In legal disputes over parental authority, residence or contact, the court can now determine that there should be joint parental authority, even if this is against the wishes of one of the parents. The court can only allocate sole parental authority to one parent when there are ‘significant grounds’ for such an allocation. The family law reform also introduced the possibility for family law authorities to establish a contact arrangement, which amounts to shared residence in respect of the allocation of time (equal care arrangements).
After the courtroom
Our main question was: Does the underlying standard regulation of law work in “real life” as the legislators originally intended? Is the result collaborative parenting, or should we expect limited or even unintended effects?
We analysed this problem by focusing on parents (and children) who had been involved in a legal dispute over parental responsibility: What happens after the parents have left the courtroom and how do they come to live with the judgment ordered by the court?
We registered information from all cases of parental responsibility disputes closed by the Danish district courts in 2009. The purpose was to map out patterns of legal decisions and analyse the rationales behind these decisions. From a quarter of the total number of cases, we created a random sample of parents, who participated in a survey shortly after their case closed (2009) and again in a follow-up study one year later (2010). We asked these parents a number of questions about collaboration and communication. A multiple logistic regression was used to identify factors that help to explain why parental cooperation either continued or stopped a year after the legal proceedings.
Lack of capacity to cooperate
One year after the court case, at least one-half of the cases had a conflict potential that could develop into another legal dispute. The formal character of the case (i.e. whether it was a dispute over parental authority, residence or contact) had no significant impact on conflict occurrence.
While legal decisions on joint parental authority were quite widespread (46 %), the courts generally appeared to be reluctant to decide that there should be an equal care arrangement. Most children had, however, contact with the non-resident parent, and these contact arrangements were rarely organised flexibly. Parents, who were ordered by the court to have an equal care arrangement or joint parental authority, tended toward more flexibility compared to other parents.
With regard to parental communication, parents who were ordered by the court to have joint parental authority, had more extensive communication (e.g. face-to-face dialogues), and were more inclined to talk about everyday matters concerning the child, than parents from cases where the judge decided that only one the parents should hold parental authority. Similarly, parents with joint parental authority generally described theirparental co-operation climate as better, and the proportions of parents with extensive or moderate parental cooperation were significantly higher than in cases with sole parental authority.

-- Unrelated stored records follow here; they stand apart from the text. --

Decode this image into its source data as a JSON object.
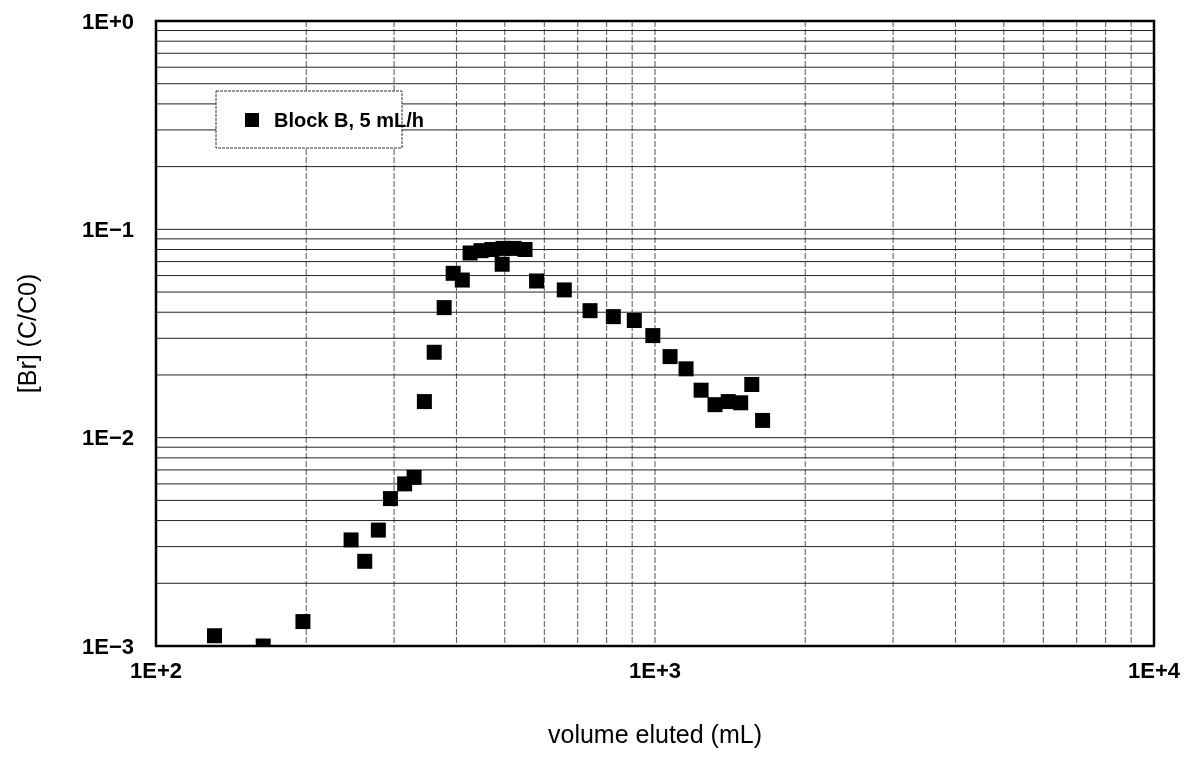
{
  "chart_data": {
    "type": "scatter",
    "xlabel": "volume eluted (mL)",
    "ylabel": "[Br] (C/C0)",
    "log": "xy",
    "grid": true,
    "legend": "top left",
    "marker": "square",
    "xlim": [
      100,
      10000
    ],
    "xticks": [
      {
        "value": 100,
        "label": "1E+2"
      },
      {
        "value": 1000,
        "label": "1E+3"
      },
      {
        "value": 10000,
        "label": "1E+4"
      }
    ],
    "ylim": [
      0.001,
      1
    ],
    "yticks": [
      {
        "value": 0.001,
        "label": "1E−3"
      },
      {
        "value": 0.01,
        "label": "1E−2"
      },
      {
        "value": 0.1,
        "label": "1E−1"
      },
      {
        "value": 1,
        "label": "1E+0"
      }
    ],
    "series": [
      {
        "name": "Block B, 5 mL/h",
        "color": "#000000",
        "x": [
          131,
          164,
          197,
          246,
          262,
          279,
          295,
          315,
          329,
          345,
          361,
          378,
          394,
          411,
          426,
          448,
          471,
          494,
          496,
          522,
          549,
          579,
          658,
          741,
          825,
          909,
          990,
          1072,
          1154,
          1237,
          1319,
          1402,
          1485,
          1563,
          1643
        ],
        "values": [
          0.00112,
          0.001,
          0.00131,
          0.00323,
          0.00255,
          0.0036,
          0.0051,
          0.006,
          0.00645,
          0.0149,
          0.0257,
          0.0421,
          0.0615,
          0.0571,
          0.077,
          0.079,
          0.08,
          0.068,
          0.081,
          0.081,
          0.08,
          0.0565,
          0.0512,
          0.0407,
          0.0381,
          0.0365,
          0.0309,
          0.0245,
          0.0214,
          0.0169,
          0.0144,
          0.0149,
          0.0147,
          0.018,
          0.0121
        ]
      }
    ]
  }
}
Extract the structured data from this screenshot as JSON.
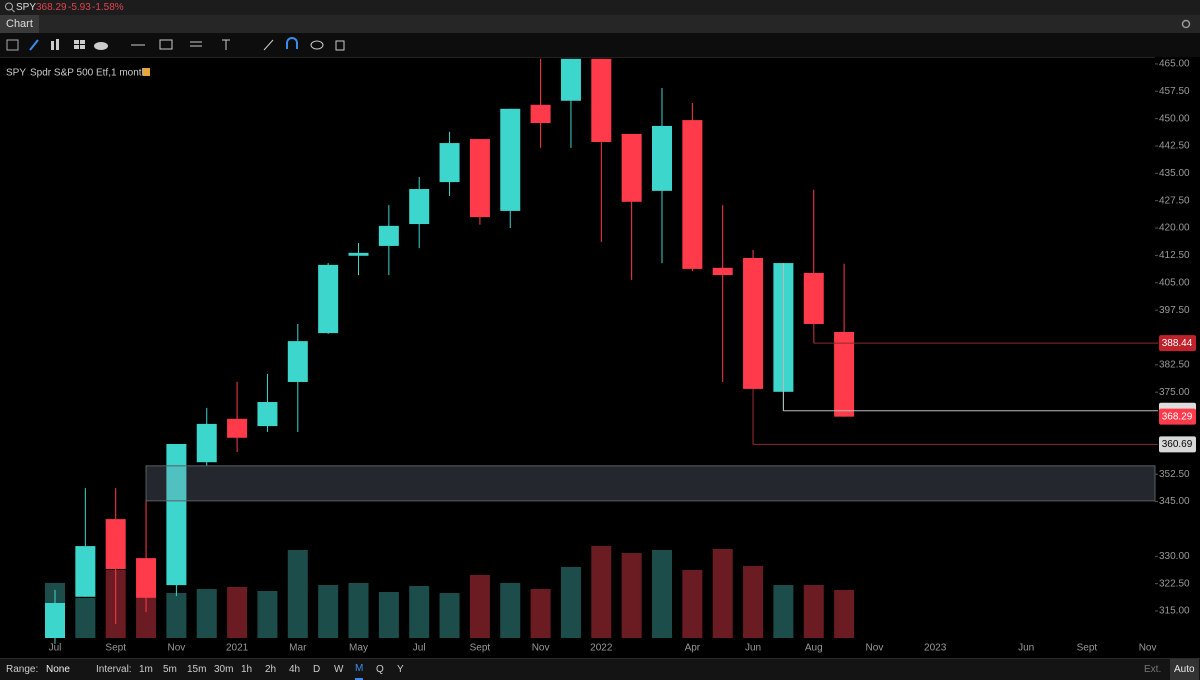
{
  "header": {
    "symbol": "SPY",
    "last": "368.29",
    "change": "-5.93",
    "change_pct": "-1.58%"
  },
  "tab": "Chart",
  "chart_data": {
    "type": "candlestick",
    "symbol": "SPY",
    "title": "Spdr S&P 500 Etf,1 month",
    "categories": [
      "Jul",
      null,
      "Sept",
      null,
      "Nov",
      null,
      "2021",
      null,
      "Mar",
      null,
      "May",
      null,
      "Jul",
      null,
      "Sept",
      null,
      "Nov",
      null,
      "2022",
      null,
      null,
      "Apr",
      null,
      "Jun",
      null,
      "Aug",
      null,
      "Nov",
      null,
      "2023",
      null,
      null,
      "Jun",
      null,
      "Sept",
      null,
      "Nov"
    ],
    "open": [
      307.6,
      318.9,
      340.2,
      329.5,
      322.1,
      355.8,
      367.7,
      365.7,
      377.8,
      391.2,
      412.4,
      415.1,
      421.1,
      432.6,
      444.4,
      424.7,
      453.8,
      454.9,
      466.4,
      445.8,
      430.2,
      449.6,
      409.1,
      411.8,
      375.1,
      407.7,
      391.5,
      null,
      null,
      null,
      null,
      null,
      null,
      null,
      null,
      null,
      null
    ],
    "high": [
      320.8,
      348.7,
      348.7,
      345.4,
      360.8,
      370.7,
      377.8,
      380.0,
      393.7,
      410.4,
      415.9,
      426.3,
      434.0,
      446.4,
      444.4,
      452.7,
      466.4,
      466.4,
      466.4,
      445.8,
      458.4,
      454.3,
      426.3,
      414.0,
      410.4,
      430.5,
      410.2,
      null,
      null,
      null,
      null,
      null,
      null,
      null,
      null,
      null,
      null
    ],
    "low": [
      306.0,
      318.9,
      311.4,
      314.7,
      319.1,
      354.8,
      358.6,
      364.1,
      364.1,
      391.0,
      407.1,
      407.1,
      414.5,
      428.8,
      420.9,
      420.0,
      442.0,
      442.0,
      416.2,
      405.8,
      410.4,
      408.2,
      377.8,
      360.69,
      369.9,
      388.44,
      368.29,
      null,
      null,
      null,
      null,
      null,
      null,
      null,
      null,
      null,
      null
    ],
    "close": [
      317.2,
      332.8,
      326.5,
      318.6,
      360.8,
      366.3,
      362.5,
      372.3,
      389.0,
      409.9,
      413.2,
      420.6,
      430.7,
      443.3,
      423.0,
      452.7,
      448.8,
      466.4,
      443.6,
      427.2,
      448.0,
      408.8,
      407.1,
      375.9,
      410.4,
      393.7,
      368.29,
      null,
      null,
      null,
      null,
      null,
      null,
      null,
      null,
      null,
      null
    ],
    "volume": [
      55,
      40,
      68,
      40,
      45,
      49,
      51,
      47,
      88,
      53,
      55,
      46,
      52,
      45,
      63,
      55,
      49,
      71,
      92,
      85,
      88,
      68,
      89,
      72,
      53,
      53,
      48,
      null,
      null,
      null,
      null,
      null,
      null,
      null,
      null,
      null,
      null
    ],
    "up_color": "#3dd6cc",
    "down_color": "#ff3a4a",
    "up_volume_color": "#1c4d4a",
    "down_volume_color": "#6b1b22",
    "ylim": [
      307.6,
      466.9
    ],
    "yticks": [
      {
        "value": 465,
        "label": "465.00"
      },
      {
        "value": 457.5,
        "label": "457.50"
      },
      {
        "value": 450,
        "label": "450.00"
      },
      {
        "value": 442.5,
        "label": "442.50"
      },
      {
        "value": 435,
        "label": "435.00"
      },
      {
        "value": 427.5,
        "label": "427.50"
      },
      {
        "value": 420,
        "label": "420.00"
      },
      {
        "value": 412.5,
        "label": "412.50"
      },
      {
        "value": 405,
        "label": "405.00"
      },
      {
        "value": 397.5,
        "label": "397.50"
      },
      {
        "value": 382.5,
        "label": "382.50"
      },
      {
        "value": 375,
        "label": "375.00"
      },
      {
        "value": 352.5,
        "label": "352.50"
      },
      {
        "value": 345,
        "label": "345.00"
      },
      {
        "value": 330,
        "label": "330.00"
      },
      {
        "value": 322.5,
        "label": "322.50"
      },
      {
        "value": 315,
        "label": "315.00"
      }
    ],
    "zone": [
      345.2,
      354.8
    ]
  },
  "footer": {
    "range_label": "Range:",
    "range": "None",
    "interval_label": "Interval:",
    "intervals": [
      "1m",
      "5m",
      "15m",
      "30m",
      "1h",
      "2h",
      "4h",
      "D",
      "W",
      "M",
      "Q",
      "Y"
    ],
    "ext": "Ext.",
    "auto": "Auto"
  }
}
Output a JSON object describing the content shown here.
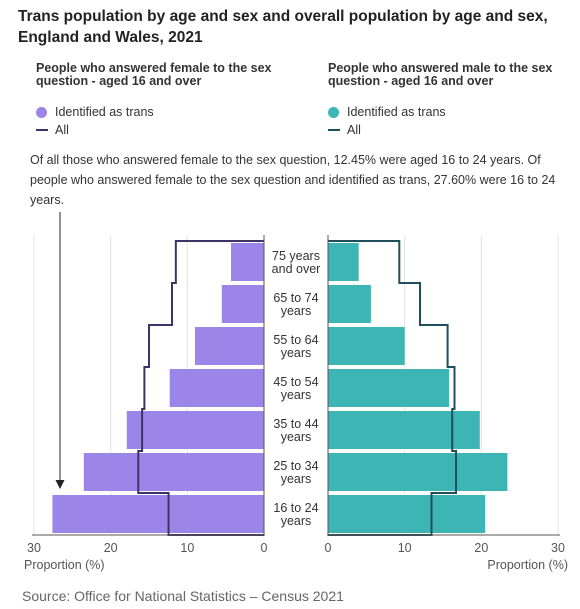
{
  "title": "Trans population by age and sex and overall population by age and sex, England and Wales, 2021",
  "left_panel": {
    "heading": "People who answered female to the sex question - aged 16 and over",
    "legend_trans": "Identified as trans",
    "legend_all": "All"
  },
  "right_panel": {
    "heading": "People who answered male to the sex question - aged 16 and over",
    "legend_trans": "Identified as trans",
    "legend_all": "All"
  },
  "annotation": "Of all those who answered female to the sex question, 12.45% were aged 16 to 24 years. Of people who answered female to the sex question and identified as trans, 27.60% were 16 to 24 years.",
  "source": "Source: Office for National Statistics – Census 2021",
  "colors": {
    "female_trans": "#9b85e8",
    "female_all": "#3d3466",
    "male_trans": "#3db5b5",
    "male_all": "#1f4f5c"
  },
  "chart_data": {
    "type": "bar",
    "orientation": "horizontal-population-pyramid",
    "categories": [
      "75 years and over",
      "65 to 74 years",
      "55 to 64 years",
      "45 to 54 years",
      "35 to 44 years",
      "25 to 34 years",
      "16 to 24 years"
    ],
    "category_labels": [
      [
        "75 years",
        "and over"
      ],
      [
        "65 to 74",
        "years"
      ],
      [
        "55 to 64",
        "years"
      ],
      [
        "45 to 54",
        "years"
      ],
      [
        "35 to 44",
        "years"
      ],
      [
        "25 to 34",
        "years"
      ],
      [
        "16 to 24",
        "years"
      ]
    ],
    "series": [
      {
        "name": "Female - Identified as trans",
        "side": "left",
        "mark": "bar",
        "values": [
          4.3,
          5.5,
          9.0,
          12.3,
          17.9,
          23.5,
          27.6
        ]
      },
      {
        "name": "Female - All",
        "side": "left",
        "mark": "step-line",
        "values": [
          11.5,
          12.0,
          15.0,
          15.6,
          15.9,
          16.4,
          12.45
        ]
      },
      {
        "name": "Male - Identified as trans",
        "side": "right",
        "mark": "bar",
        "values": [
          4.0,
          5.6,
          10.0,
          15.8,
          19.8,
          23.4,
          20.5
        ]
      },
      {
        "name": "Male - All",
        "side": "right",
        "mark": "step-line",
        "values": [
          9.3,
          12.0,
          15.6,
          16.5,
          16.2,
          16.7,
          13.5
        ]
      }
    ],
    "xlim": [
      0,
      30
    ],
    "x_ticks": [
      "30",
      "20",
      "10",
      "0",
      "0",
      "10",
      "20",
      "30"
    ],
    "xlabel_left": "Proportion (%)",
    "xlabel_right": "Proportion (%)",
    "grid": true
  }
}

However, considering that joint parental authority should imply some kind of co-parenting, it is noteworthy that 43 percent of the parents, who ended with joint legal authority, did not have capacity to discuss everyday matters concerning their child. Among these a considerable proportion had no contact with each other.
Scenarios to test level of agreement
We presented parents with four scenarios illustrating important matters on which the legislators expect parents with joint parental authority to agree (medical treatment, school choice, leisure activity, change of name). We asked the parents shortly after the trial and again one year later. No significant changes occurred between the two measuring points.
Parents with joint parental authority were more inclined to reach agreement on these minimum requirements than those from cases with sole parental authority: 75-80 percent of parents from the sole parental authority cases were found to be outside any agreement zone, which in most cases related to the fact that they had no parental communication at all. Among parents from the joint parental authority cases, half assessed that they could reach agreement in important matters, while the other half was outside the agreement zone. Thus, many parents who the court expected to cooperate were not able to meet the minimum standards set by the law.
Multiple regression analyses suggest that the previous family history, in terms of ability to handle parental cooperation prior to the legal proceedings, may serve as a guideline to predict the future collaborative potentials. On the basis of the analyses, we found no evidence that the direction of parental cooperation would change dramatically over time. The analyses furthermore show that the legal decision itself appears to have a small, but independently significant impact, on the explanation why parental cooperation is extensive one year after the legal proceedings. We interpret this finding as a result of the selection mechanisms that take place when judges take decisions: It reflects that judges are adept at spotting those parents who possess potentials for cooperating in efficient ways.
All in all the main conclusion of this study is as follows: Although parents with joint parental authority appear to have better cooperation capacities than those with sole custody, the question arises whether the observed levels of parental cooperation are satisfactory?